Over prescriptief en descriptief

De afgelopen week was er trammelant in taalland. Veel trammelant. Ik beperk me even tot de twee kwesties in eigen land en waar ik me zelf het hardst bij betrokken voel:

  1. Hoogleraar Dominiek Sandra pleit ervoor om de huidige werkwoordspelling (dt-regel) te vervangen door een systeem dat beter automatiseerbaar is.
  2. Naar aanleiding van de nieuwe Algemene Nederlandse Spraakkunst (ANS) verschenen er tal van nieuwsberichten over ‘versoepelde regels’ en ‘groter als/dan mag vanaf nu’, die helaas heel druk en verontwaardigd gedeeld werden. Helaas, want het was nepnieuws.

Deze twee nieuwsberichten zorgden voor een mediastorm: iedereen is immers taalgebruiker en taal maakt bijgevolg voor heel veel mensen onlosmakelijk deel uit van de identiteit. Wie iets aan die taal wil veranderen, om het even wat, raakt aan die identiteit en dat kan hevige weerstand uitlokken. Begrijpelijk, maar onnodig. In dit artikel leg ik uit waarom, hoe dat nu zit met die werkwoordspelling en hoe je als taalprofessional en taaldocent die naslagwerken kunt gebruiken, zelfs prescriptief. (Ja, dat kan. Soms moet dat zelfs.)

Nepnieuws

Voor ik dat doe, wil ik eerst het nepnieuws onder punt 2 rechtzetten: de ANS versoepelt niets.* Dat kan helemaal niet, want de ANS beschrijft de structuur van de Nederlandse grammatica. Het is helemaal geen set regels die je naar believen kunt opleggen, afschaffen of zelfs versoepelen. Net zoals je een roodborstje wel kunt beschrijven als een vogeltje met een rode borst, maar er geen blauwborst van kunt maken door te stellen dat het beestje vanaf nu, volgens de nieuwe regels, een blauwe borst moet hebben.
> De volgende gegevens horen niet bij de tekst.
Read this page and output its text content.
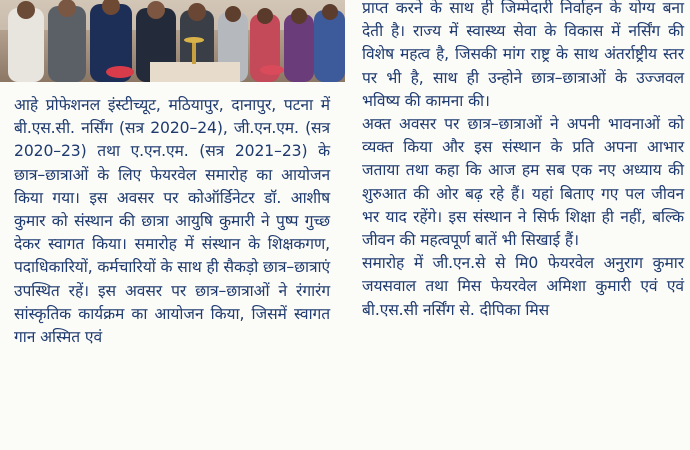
आहे प्रोफेशनल इंस्टीच्यूट, मठियापुर, दानापुर, पटना में बी.एस.सी. नर्सिंग (सत्र 2020–24), जी.एन.एम. (सत्र 2020–23) तथा ए.एन.एम. (सत्र 2021–23) के छात्र–छात्राओं के लिए फेयरवेल समारोह का आयोजन किया गया। इस अवसर पर कोऑर्डिनेटर डॉ. आशीष कुमार को संस्थान की छात्रा आयुषि कुमारी ने पुष्प गुच्छ देकर स्वागत किया। समारोह में संस्थान के शिक्षकगण, पदाधिकारियों, कर्मचारियों के साथ ही सैकड़ो छात्र–छात्राएं उपस्थित रहें। इस अवसर पर छात्र–छात्राओं ने रंगारंग सांस्कृतिक कार्यक्रम का आयोजन किया, जिसमें स्वागत गान अस्मित एवं

प्राप्त करने के साथ ही जिम्मेदारी निर्वाहन के योग्य बना देती है। राज्य में स्वास्थ्य सेवा के विकास में नर्सिंग की विशेष महत्व है, जिसकी मांग राष्ट्र के साथ अंतर्राष्ट्रीय स्तर पर भी है, साथ ही उन्होने छात्र–छात्राओं के उज्जवल भविष्य की कामना की।

अक्त अवसर पर छात्र–छात्राओं ने अपनी भावनाओं को व्यक्त किया और इस संस्थान के प्रति अपना आभार जताया तथा कहा कि आज हम सब एक नए अध्याय की शुरुआत की ओर बढ़ रहे हैं। यहां बिताए गए पल जीवन भर याद रहेंगे। इस संस्थान ने सिर्फ शिक्षा ही नहीं, बल्कि जीवन की महत्वपूर्ण बातें भी सिखाई हैं।

समारोह में जी.एन.से से मि0 फेयरवेल अनुराग कुमार जयसवाल तथा मिस फेयरवेल अमिशा कुमारी एवं एवं बी.एस.सी नर्सिंग से. दीपिका मिस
Of, om het voorbeeld van Ruud Hendrickx in het late journaal van 22 april te gebruiken: niemand zal plots ‘hij maaks’ gaan zeggen in de plaats van ‘hij maakt’ als de ANS plots zou voorschrijven dat de werkwoorduitgang van de derde persoon enkelvoud vanaf nu geen -t meer is, maar een -s, zoals in het Engels. Zo werkt grammatica niet. Zo werkt taal in het algemeen niet.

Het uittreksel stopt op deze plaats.